From right within the public sector, Knowsley Borough Council’s family learning manager Keith McDowall talked about the various programmes in place to help children and parents get more involved with the education system.

This was helping the hard to reach people that the government was focused on, although he emphasised that commitment was needed to overcome longstanding issues of confidence and trust in parents who may not have had a good experience of education themselves.

McDowall also told Miliband that the success of programmes such as his were often difficult and complex to measure the success of, and emphasised that targets such as key stage results would not always reveal the true benefit.

Government needed to be “a little bit creative and not just look for he numerical outcome”, he explained to the minister.

From health, Jo Prichard, managing director of nursing service Central Surry Health Care, said the organisation’s 18 months as a co–owned social enterprise had resulted in “doing things that are having a real impact on patient care”.

Waiting times for physiotherapists had been reduced from 16 to four weeks, while those for wheelchair services were down from nine to two months.

But more than the benefit for clinicians and patients, it was the effect on her own workforce that was also important.

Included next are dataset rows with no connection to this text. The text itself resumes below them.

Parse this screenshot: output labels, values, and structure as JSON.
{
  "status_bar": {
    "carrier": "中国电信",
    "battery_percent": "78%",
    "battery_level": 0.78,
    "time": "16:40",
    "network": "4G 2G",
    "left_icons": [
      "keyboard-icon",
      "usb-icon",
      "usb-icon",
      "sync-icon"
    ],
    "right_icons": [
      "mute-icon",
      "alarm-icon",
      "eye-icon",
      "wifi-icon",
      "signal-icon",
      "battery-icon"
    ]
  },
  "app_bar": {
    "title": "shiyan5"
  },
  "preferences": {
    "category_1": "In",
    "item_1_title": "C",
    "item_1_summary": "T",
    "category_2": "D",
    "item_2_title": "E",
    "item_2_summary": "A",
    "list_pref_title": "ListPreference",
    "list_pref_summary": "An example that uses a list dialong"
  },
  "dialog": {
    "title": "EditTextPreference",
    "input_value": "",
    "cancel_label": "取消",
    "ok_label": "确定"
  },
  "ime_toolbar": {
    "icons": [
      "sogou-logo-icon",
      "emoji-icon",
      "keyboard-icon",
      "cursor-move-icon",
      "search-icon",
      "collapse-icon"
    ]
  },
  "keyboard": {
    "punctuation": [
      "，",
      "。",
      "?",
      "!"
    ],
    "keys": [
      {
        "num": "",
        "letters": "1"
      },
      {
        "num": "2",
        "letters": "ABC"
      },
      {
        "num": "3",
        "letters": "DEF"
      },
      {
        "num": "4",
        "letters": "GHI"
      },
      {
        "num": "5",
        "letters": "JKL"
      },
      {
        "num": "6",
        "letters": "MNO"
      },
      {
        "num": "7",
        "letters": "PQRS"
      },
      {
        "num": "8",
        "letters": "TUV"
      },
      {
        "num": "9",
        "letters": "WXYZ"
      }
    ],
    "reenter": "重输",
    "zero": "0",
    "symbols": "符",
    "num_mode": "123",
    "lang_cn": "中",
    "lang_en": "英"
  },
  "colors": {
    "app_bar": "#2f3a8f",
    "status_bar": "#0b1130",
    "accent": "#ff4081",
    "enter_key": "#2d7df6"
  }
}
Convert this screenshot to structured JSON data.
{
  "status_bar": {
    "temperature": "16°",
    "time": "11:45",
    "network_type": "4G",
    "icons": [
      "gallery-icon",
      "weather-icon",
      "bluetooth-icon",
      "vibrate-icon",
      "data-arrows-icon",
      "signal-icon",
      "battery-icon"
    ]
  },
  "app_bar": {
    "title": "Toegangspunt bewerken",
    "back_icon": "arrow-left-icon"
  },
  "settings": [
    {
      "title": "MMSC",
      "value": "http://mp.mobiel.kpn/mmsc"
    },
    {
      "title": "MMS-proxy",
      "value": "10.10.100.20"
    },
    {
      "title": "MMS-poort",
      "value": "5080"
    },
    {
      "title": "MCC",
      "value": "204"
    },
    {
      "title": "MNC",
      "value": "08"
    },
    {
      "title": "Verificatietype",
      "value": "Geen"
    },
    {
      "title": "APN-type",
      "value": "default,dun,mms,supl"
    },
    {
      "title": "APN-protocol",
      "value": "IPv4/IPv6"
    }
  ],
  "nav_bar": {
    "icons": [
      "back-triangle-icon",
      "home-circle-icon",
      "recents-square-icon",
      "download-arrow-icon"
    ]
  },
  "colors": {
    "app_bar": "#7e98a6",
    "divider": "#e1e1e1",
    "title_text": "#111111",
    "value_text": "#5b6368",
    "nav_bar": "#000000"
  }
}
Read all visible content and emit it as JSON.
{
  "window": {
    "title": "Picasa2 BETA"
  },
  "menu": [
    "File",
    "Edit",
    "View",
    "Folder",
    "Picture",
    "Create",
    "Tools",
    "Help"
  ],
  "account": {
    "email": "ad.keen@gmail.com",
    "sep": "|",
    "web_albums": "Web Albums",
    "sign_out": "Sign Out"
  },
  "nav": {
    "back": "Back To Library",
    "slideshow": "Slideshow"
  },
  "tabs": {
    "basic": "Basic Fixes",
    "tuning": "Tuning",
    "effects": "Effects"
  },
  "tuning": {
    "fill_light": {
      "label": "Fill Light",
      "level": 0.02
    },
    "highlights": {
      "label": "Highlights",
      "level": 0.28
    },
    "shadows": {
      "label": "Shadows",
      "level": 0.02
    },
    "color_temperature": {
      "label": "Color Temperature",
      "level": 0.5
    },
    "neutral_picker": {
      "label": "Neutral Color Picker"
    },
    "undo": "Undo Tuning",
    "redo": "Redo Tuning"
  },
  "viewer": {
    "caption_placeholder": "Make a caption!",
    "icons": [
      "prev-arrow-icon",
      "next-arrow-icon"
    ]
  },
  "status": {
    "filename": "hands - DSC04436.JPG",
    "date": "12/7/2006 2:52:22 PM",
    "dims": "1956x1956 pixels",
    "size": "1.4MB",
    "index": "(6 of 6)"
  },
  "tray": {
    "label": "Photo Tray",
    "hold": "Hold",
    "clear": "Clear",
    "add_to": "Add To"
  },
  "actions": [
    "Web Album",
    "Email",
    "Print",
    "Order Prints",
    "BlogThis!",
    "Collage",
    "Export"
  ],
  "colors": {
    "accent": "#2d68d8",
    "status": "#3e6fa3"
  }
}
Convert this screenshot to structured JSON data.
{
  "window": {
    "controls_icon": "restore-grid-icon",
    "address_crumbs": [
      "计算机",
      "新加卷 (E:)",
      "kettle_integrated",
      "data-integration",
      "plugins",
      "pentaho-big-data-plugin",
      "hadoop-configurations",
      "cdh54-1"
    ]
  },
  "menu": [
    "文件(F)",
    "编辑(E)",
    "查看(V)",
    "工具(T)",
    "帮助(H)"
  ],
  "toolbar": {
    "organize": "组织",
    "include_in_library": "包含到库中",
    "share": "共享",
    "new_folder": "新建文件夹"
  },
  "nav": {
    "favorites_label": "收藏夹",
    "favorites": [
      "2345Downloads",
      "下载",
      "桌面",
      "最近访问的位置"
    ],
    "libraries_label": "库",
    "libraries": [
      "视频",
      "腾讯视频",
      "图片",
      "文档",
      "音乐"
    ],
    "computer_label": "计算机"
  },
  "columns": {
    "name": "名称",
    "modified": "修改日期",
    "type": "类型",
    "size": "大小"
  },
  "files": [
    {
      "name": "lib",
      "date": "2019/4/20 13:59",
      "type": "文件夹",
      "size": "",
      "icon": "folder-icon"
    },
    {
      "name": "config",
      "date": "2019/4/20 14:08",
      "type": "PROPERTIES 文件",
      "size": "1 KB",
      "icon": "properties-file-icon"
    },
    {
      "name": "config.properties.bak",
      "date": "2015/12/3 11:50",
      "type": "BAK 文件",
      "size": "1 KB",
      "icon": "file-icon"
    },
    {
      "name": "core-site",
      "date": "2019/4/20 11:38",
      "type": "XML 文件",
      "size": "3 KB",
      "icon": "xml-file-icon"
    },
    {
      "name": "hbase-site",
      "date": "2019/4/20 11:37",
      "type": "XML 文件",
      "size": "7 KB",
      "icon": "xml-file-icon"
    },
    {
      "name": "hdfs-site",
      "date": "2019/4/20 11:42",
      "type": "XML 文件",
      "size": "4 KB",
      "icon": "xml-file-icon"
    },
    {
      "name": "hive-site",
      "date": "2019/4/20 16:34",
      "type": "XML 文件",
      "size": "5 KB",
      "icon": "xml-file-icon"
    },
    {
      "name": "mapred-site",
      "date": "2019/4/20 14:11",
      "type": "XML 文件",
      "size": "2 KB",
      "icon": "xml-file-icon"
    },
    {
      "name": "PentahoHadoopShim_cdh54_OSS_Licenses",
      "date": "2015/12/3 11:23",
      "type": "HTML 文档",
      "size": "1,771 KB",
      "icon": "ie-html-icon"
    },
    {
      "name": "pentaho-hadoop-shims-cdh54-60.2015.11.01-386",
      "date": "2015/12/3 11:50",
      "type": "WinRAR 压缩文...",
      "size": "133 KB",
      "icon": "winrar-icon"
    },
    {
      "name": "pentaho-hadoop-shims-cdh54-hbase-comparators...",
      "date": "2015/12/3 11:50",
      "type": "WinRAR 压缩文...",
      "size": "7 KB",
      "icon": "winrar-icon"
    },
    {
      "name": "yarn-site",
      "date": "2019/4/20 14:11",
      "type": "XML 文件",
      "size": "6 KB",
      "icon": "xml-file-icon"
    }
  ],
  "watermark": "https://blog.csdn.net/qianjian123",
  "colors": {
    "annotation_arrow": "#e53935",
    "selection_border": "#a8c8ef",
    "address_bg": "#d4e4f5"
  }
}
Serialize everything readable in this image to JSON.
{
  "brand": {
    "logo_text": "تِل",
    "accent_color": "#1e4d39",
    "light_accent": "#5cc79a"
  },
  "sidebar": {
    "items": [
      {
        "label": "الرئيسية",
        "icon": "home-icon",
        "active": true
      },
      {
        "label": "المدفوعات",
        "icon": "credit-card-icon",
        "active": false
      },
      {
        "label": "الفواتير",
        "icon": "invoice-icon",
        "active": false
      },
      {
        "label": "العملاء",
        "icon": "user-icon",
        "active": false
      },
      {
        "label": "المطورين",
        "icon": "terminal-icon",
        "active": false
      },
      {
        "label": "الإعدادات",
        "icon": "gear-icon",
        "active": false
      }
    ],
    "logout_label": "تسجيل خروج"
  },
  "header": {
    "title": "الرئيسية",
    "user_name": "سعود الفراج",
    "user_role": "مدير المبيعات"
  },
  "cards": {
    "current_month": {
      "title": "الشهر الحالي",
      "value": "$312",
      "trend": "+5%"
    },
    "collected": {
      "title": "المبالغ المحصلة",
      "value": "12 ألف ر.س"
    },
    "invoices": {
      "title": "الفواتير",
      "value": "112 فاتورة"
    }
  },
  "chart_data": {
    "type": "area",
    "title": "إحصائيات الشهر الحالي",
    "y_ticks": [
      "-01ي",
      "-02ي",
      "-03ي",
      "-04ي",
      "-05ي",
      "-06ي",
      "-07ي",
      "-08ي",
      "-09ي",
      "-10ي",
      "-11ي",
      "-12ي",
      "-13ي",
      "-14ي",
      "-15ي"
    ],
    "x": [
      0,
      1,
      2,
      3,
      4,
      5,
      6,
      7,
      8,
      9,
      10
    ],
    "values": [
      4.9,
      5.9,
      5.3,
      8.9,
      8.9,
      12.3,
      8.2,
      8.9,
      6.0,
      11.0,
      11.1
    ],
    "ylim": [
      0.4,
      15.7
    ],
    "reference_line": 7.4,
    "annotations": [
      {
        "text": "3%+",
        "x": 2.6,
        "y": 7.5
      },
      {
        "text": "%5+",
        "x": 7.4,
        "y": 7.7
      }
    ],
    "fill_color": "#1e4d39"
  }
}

The resulting change of culture within the organisation had resulted in a “release of energy” with staff being “motivated and excited” and an end to a “system where everything had to be signed off by three tiers of management”.

Decision making, including budget decisions, were being delegated instead to local teams, she said, while ideas and innovations, such as that for a new clinic, no longer had to be filtered through line managers and were coming to fruition in just a few months.

Miliband said he “100 per cent” agreed with what Prichard was saying, adding that there was a lesson for ministers “about the need for greater flexibility at the front line”.